The collusion of universities was highlighted during the 2009 cleaner strikes at the School of Oriental and African Studies (SoAS). The university called the cleaners, who were striking in the hopes of their services being brought in-house rather than remaining outsourced, to an early morning meeting. When they arrived, immigration officials conducted a raid and captured a handful of the primary instigators, include a woman who was four months pregnant. They were soon deported back to South America. One lecture theatre at SoAS is now known colloquially as the Lucas Lecture Theatre, after the pregnant organiser’s eventual son. This demonstrated the use of the HEP in removing dissenting voices.

Later on, Highly Trusted Sponsor (HTS) accreditation was added as an additional requirement from universities who wanted to take on international students. In 2012, London Metropolitan University was apparently found to have made an administrative error in its HTS paperwork. As a result, its status was revoked and international students were given just 60 days to enrol at other universities or face deportation. The speaker pointed out that London Met had a high proportion of minority students—if they had have checked at Oxford, she claimed, they wouldn’t have had their papers in order either, nobody did at that point. She also pointed out that this was shortly after the 2011 London riots. As many as 2,700 students had to find new institutions, and she estimated that perhaps 400–500 failed to do o and were duly deported.
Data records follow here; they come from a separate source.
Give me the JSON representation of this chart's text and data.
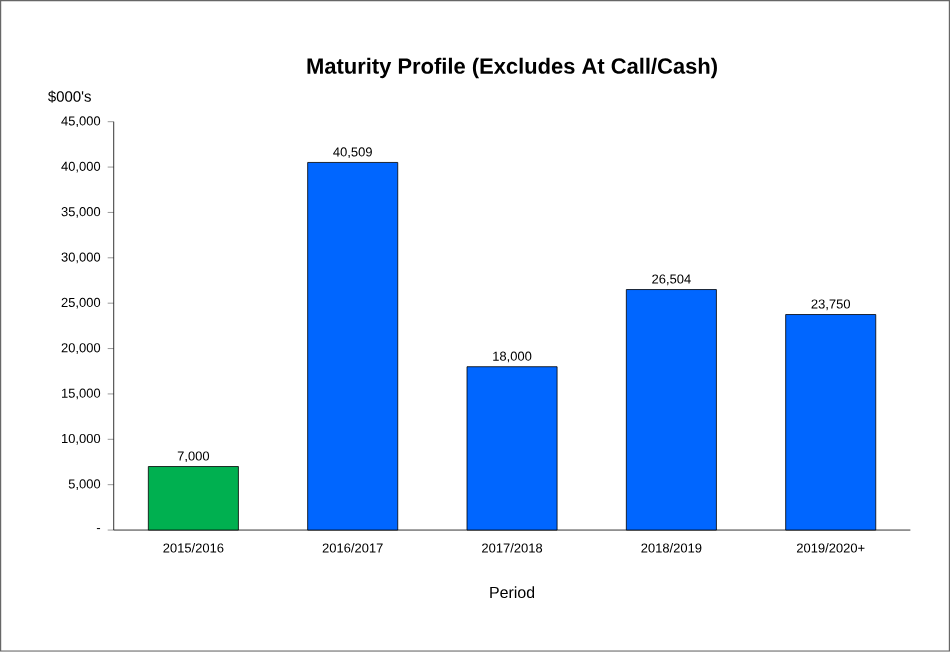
{
  "chart_data": {
    "type": "bar",
    "title": "Maturity Profile (Excludes At Call/Cash)",
    "ylabel": "$000's",
    "xlabel": "Period",
    "categories": [
      "2015/2016",
      "2016/2017",
      "2017/2018",
      "2018/2019",
      "2019/2020+"
    ],
    "values": [
      7000,
      40509,
      18000,
      26504,
      23750
    ],
    "colors": [
      "#00b050",
      "#0066ff",
      "#0066ff",
      "#0066ff",
      "#0066ff"
    ],
    "value_labels": [
      "7,000",
      "40,509",
      "18,000",
      "26,504",
      "23,750"
    ],
    "ylim": [
      0,
      45000
    ],
    "yticks": [
      {
        "value": 0,
        "label": "-"
      },
      {
        "value": 5000,
        "label": "5,000"
      },
      {
        "value": 10000,
        "label": "10,000"
      },
      {
        "value": 15000,
        "label": "15,000"
      },
      {
        "value": 20000,
        "label": "20,000"
      },
      {
        "value": 25000,
        "label": "25,000"
      },
      {
        "value": 30000,
        "label": "30,000"
      },
      {
        "value": 35000,
        "label": "35,000"
      },
      {
        "value": 40000,
        "label": "40,000"
      },
      {
        "value": 45000,
        "label": "45,000"
      }
    ]
  }
}
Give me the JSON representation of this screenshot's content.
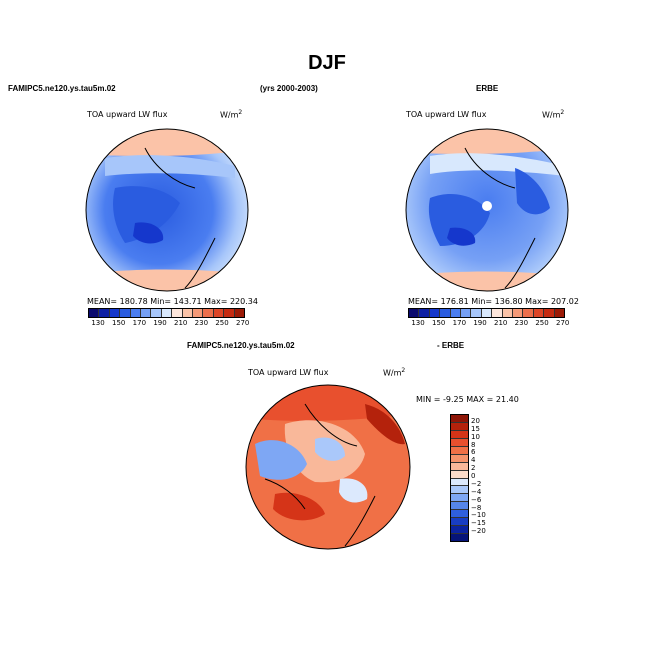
{
  "title": "DJF",
  "panels": {
    "model": {
      "header_left": "FAMIPC5.ne120.ys.tau5m.02",
      "header_right": "(yrs 2000-2003)",
      "variable": "TOA upward LW flux",
      "units": "W/m",
      "units_exp": "2",
      "stats": "MEAN= 180.78   Min= 143.71   Max= 220.34"
    },
    "obs": {
      "header": "ERBE",
      "variable": "TOA upward LW flux",
      "units": "W/m",
      "units_exp": "2",
      "stats": "MEAN= 176.81   Min= 136.80   Max= 207.02"
    },
    "diff": {
      "header_left": "FAMIPC5.ne120.ys.tau5m.02",
      "header_right": "- ERBE",
      "variable": "TOA upward LW flux",
      "units": "W/m",
      "units_exp": "2",
      "stats": "MIN =   -9.25  MAX =   21.40"
    }
  },
  "colorbar_abs": {
    "ticks": [
      "130",
      "150",
      "170",
      "190",
      "210",
      "230",
      "250",
      "270"
    ],
    "colors": [
      "#0a0a6e",
      "#0d1fa3",
      "#1537cc",
      "#2a5ce0",
      "#4a7df0",
      "#76a0f5",
      "#a7c6fa",
      "#d8e8fd",
      "#fde6dc",
      "#fbc3a8",
      "#f59a78",
      "#ec6f4c",
      "#dd4628",
      "#c52b12",
      "#9c1a06"
    ]
  },
  "colorbar_diff": {
    "ticks": [
      "20",
      "15",
      "10",
      "8",
      "6",
      "4",
      "2",
      "0",
      "−2",
      "−4",
      "−6",
      "−8",
      "−10",
      "−15",
      "−20"
    ],
    "colors": [
      "#8e1607",
      "#b4220c",
      "#d53418",
      "#e8502e",
      "#f07046",
      "#f5936b",
      "#f9b89a",
      "#fddcca",
      "#dce9fd",
      "#aac8fa",
      "#7ea7f4",
      "#5585ea",
      "#2f5fdd",
      "#183dc3",
      "#0b23a0",
      "#061478"
    ]
  }
}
She also pointed out that the Home Office makes a killing from all of this, charging £5.60 to send them an email inquiring about one’s visa request (cost not dependent on response). She also reinforced the classist aspects of the Immigration Acts 2014 and 2016, which disproportionately affect working-class international students. The gave the example of the Indonesian government, which supposedly failed to pay for a number of university study abroad scholarships at the last minute. The wealthy Indonesian students simply coughed up and graduated; the poor ones couldn’t, and didn’t.

We finished the workshop by forming up into groups and considering a true case with which URBC had consulted. We received that of a Nigerian student who was sofa-surfing—hidden homeless, in other words—due to being unable to rent accommodation during his Ph.D. as landlords required his passport or proof of study, and the former was with the Home Office for a visa extension whilst the university were dragging their heels with the latter. What came out of it, and the other case studies, was that there’s an awful lot of hoops to jump through and organisations to get fobbed off by. Whilst I have, as I said, my own nationality-related ballaches, I’m certainly appreciative of how much more terrible it is to try and make one’s way here in the UK without the passport.